Ha oscurecido casi del todo. No puedo quitarme mis lentes de sol con prescripción porque no vería nada. Pongo las luces altas, apago en el celular las aplicaciones de mis nuevos empleadores virtuales y me enfilo hacia la autopista. La pantalla me indica que hoy en apenas cuatro horas, con dos pasajeros, he hecho más de cien dólares. Descubriré muy pronto que eso no es más que la suerte de los principiantes. 

De regreso a casa le cuento a mi hija esta peripecia de día inaugural. Corina insiste en que hay que registrar estas experiencias. Tiene toda la razón. Así nace el blog que reúne dos de mis varias pasiones: cocinar y escribir. Cocino de todo, porque la cocina me permite crear y recrear. Exactamente por las mismas razones escribo y escribo acerca de cualquier cosa. De todo.

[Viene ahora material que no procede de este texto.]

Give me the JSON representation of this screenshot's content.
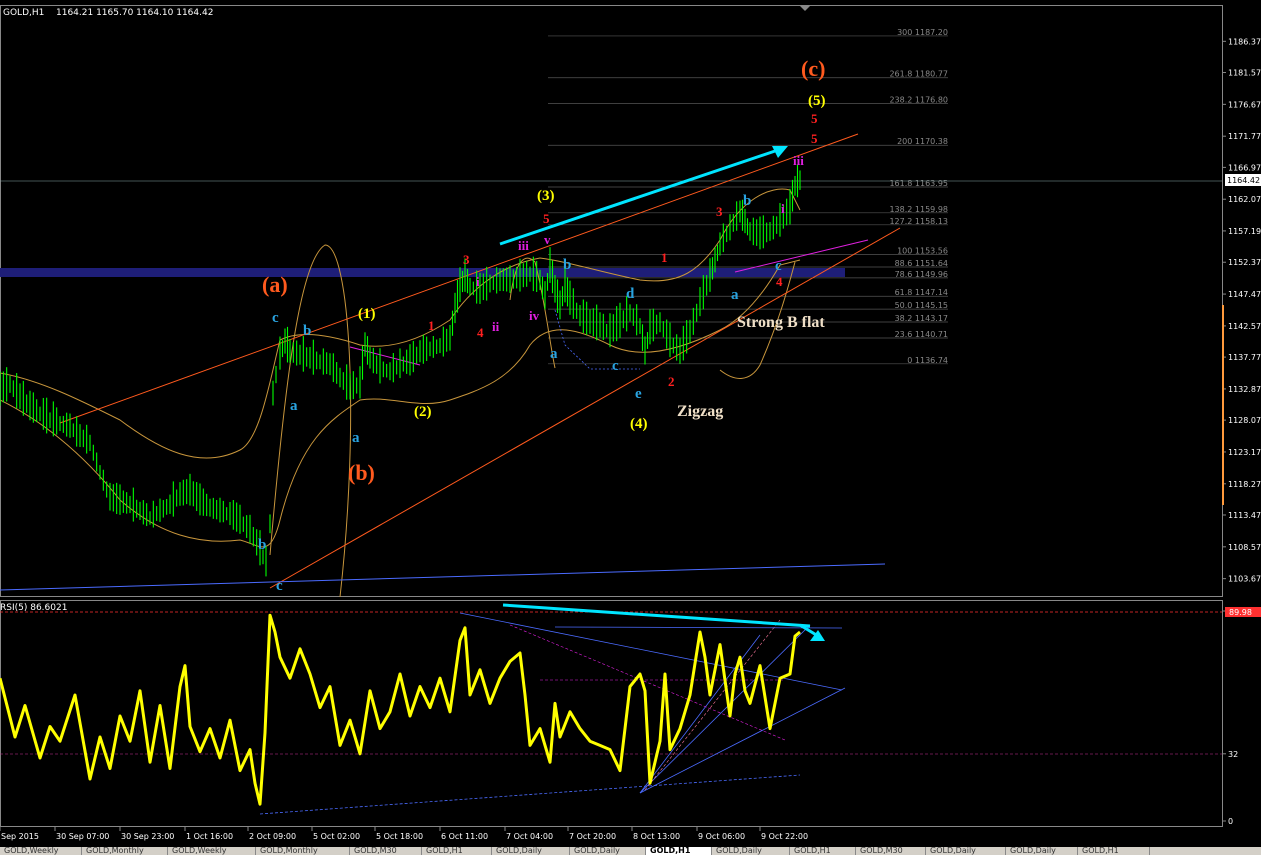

Confieso que cuando no estoy comiéndome las uñas con esta novedad de ganarme la vida, pagar las cuentas, aprender a no endeudarme o aprender a vivir de modo más modesto, me sobreviene la fuerte sensación de estar viviendo una de las etapas más interesantes de la vida. Entonces la angustia se va pasando poquito a poco y me sonrío conmigo misma. Sólo así mi terco cerebro entiende que todo está bien. Que estamos donde debemos estar. Que la vida es una belleza. A pesar de los pesares. Y que la cosa no se termina -literalmente- hasta que se termina. Mientras tanto cocino, escribo, manejo y aprendo. 

Gracias, muchas gracias. Dar gracias como parte de la rutina de cada día.